Explicitly set disabled="false" in the HTML does not work

I know this is an old topic but as there is no marked answer, does this help? This does answer the explicitly marked as enabled question.

<button enabled>My Text</button>
<!-- Which also works as: -->
<button enabled="enabled">My Text</button>

I too am investigating this for use to enabled a button when validation occurs. I hope this helps someone.


In future, can help someone.

selectLanguage.onchange = function() {
    var value = selectLanguage.value;
    if (value != '') {
        submitLanguage.removeAttr('disabled');
    } else {
        submitLanguage.attr('disabled', 'disabled');
    }
    // submitLanguage.attr('enabled', 'enabled');
}

If you are using AngularJS, try ng-disabled instead. In this case you can use stuff like:

ng-disabled="true"
ng-disabled="false"
ng-disabled={{expression}}

and it works as expected....


HTML doesn't use boolean values for boolean attributes, surprisingly.

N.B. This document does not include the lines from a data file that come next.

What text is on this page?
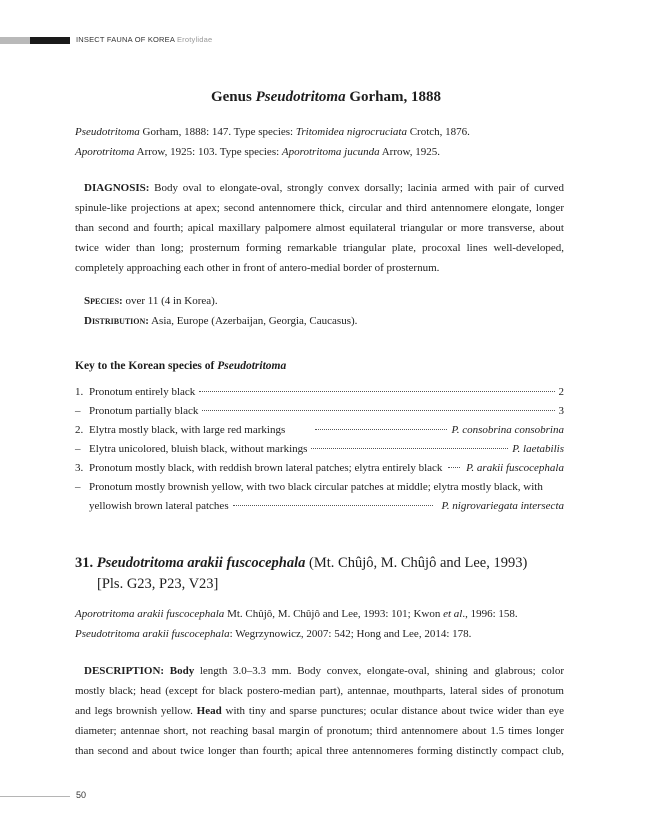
INSECT FAUNA OF KOREA Erotylidae
Genus Pseudotritoma Gorham, 1888
Pseudotritoma Gorham, 1888: 147. Type species: Tritomidea nigrocruciata Crotch, 1876.
Aporotritoma Arrow, 1925: 103. Type species: Aporotritoma jucunda Arrow, 1925.
DIAGNOSIS: Body oval to elongate-oval, strongly convex dorsally; lacinia armed with pair of curved
spinule-like projections at apex; second antennomere thick, circular and third antennomere elongate, longer
than second and fourth; apical maxillary palpomere almost equilateral triangular or more transverse, about
twice wider than long; prosternum forming remarkable triangular plate, procoxal lines well-developed,
completely approaching each other in front of antero-medial border of prosternum.
Species: over 11 (4 in Korea).
Distribution: Asia, Europe (Azerbaijan, Georgia, Caucasus).
Key to the Korean species of Pseudotritoma
1. Pronotum entirely black	2
– Pronotum partially black	3
2. Elytra mostly black, with large red markings	P. consobrina consobrina
– Elytra unicolored, bluish black, without markings	P. laetabilis
3. Pronotum mostly black, with reddish brown lateral patches; elytra entirely black P. arakii fuscocephala
– Pronotum mostly brownish yellow, with two black circular patches at middle; elytra mostly black, with
yellowish brown lateral patches	P. nigrovariegata intersecta
31. Pseudotritoma arakii fuscocephala (Mt. Chûjô, M. Chûjô and Lee, 1993)
[Pls. G23, P23, V23]
Aporotritoma arakii fuscocephala Mt. Chûjô, M. Chûjô and Lee, 1993: 101; Kwon et al., 1996: 158.
Pseudotritoma arakii fuscocephala: Wegrzynowicz, 2007: 542; Hong and Lee, 2014: 178.
DESCRIPTION: Body length 3.0–3.3 mm. Body convex, elongate-oval, shining and glabrous; color
mostly black; head (except for black postero-median part), antennae, mouthparts, lateral sides of pronotum
and legs brownish yellow. Head with tiny and sparse punctures; ocular distance about twice wider than eye
diameter; antennae short, not reaching basal margin of pronotum; third antennomere about 1.5 times longer
than second and about twice longer than fourth; apical three antennomeres forming distinctly compact club,
50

In HTML, boolean attributes are specified by either merely adding the attribute name, or (especially in XHTML) by using the attribute name as its value.

<input type="checkbox" disabled>                 <!-- HTML -->
<input type="checkbox" disabled />               <!-- Also HTML -->
<input type="checkbox" disabled="disabled" />    <!-- XHTML and HTML -->

This is documented in the HTML specification: http://www.w3.org/TR/html5/infrastructure.html#boolean-attribute

A number of attributes are boolean attributes. The presence of a boolean attribute on an element represents the true value, and the absence of the attribute represents the false value.

The values "true" and "false" are not allowed on boolean attributes. To represent a false value, the attribute has to be omitted altogether.


To add to the confusion, in the DOM these boolean attributes are specified with boolean values, for example:

/** @type HTMLInputElement */
const inputElement = document.createElement('input');

inputElement.disabled = true; // <-- The DOM *does* use a proper boolean value here.
console.log( inputElement.disabled ); // Prints "true"

inputElement.disabled = false;
console.log( inputElement.disabled ); // Prints "false"

...to add even more confusion - due to JavaScript's falsyness - using string values with the property will not work as you'd expect:

inputElement.disabled = 'true';
console.log( inputElement.disabled ); // Prints "true"

inputElement.disabled = 'false';
console.log( inputElement.disabled ); // *Still* prints "true"

(This is because the JavaScript string 'false' is not type-coerced into the JavaScript boolean value false).


Also, some HTML attributes do have true and false as possible values, such as contentEditable (which also has inherit as a third option), also consider <form autocomplete=""> which can be on and off (and many other values), which might trip some people up too. I think some legacy (Internet Explorer 4.0-era) extensions like <object> and <applet> may have had boolean attributes, and definitely had booleans in their child <param value=""> attributes, that's just an historical curiosity at this point).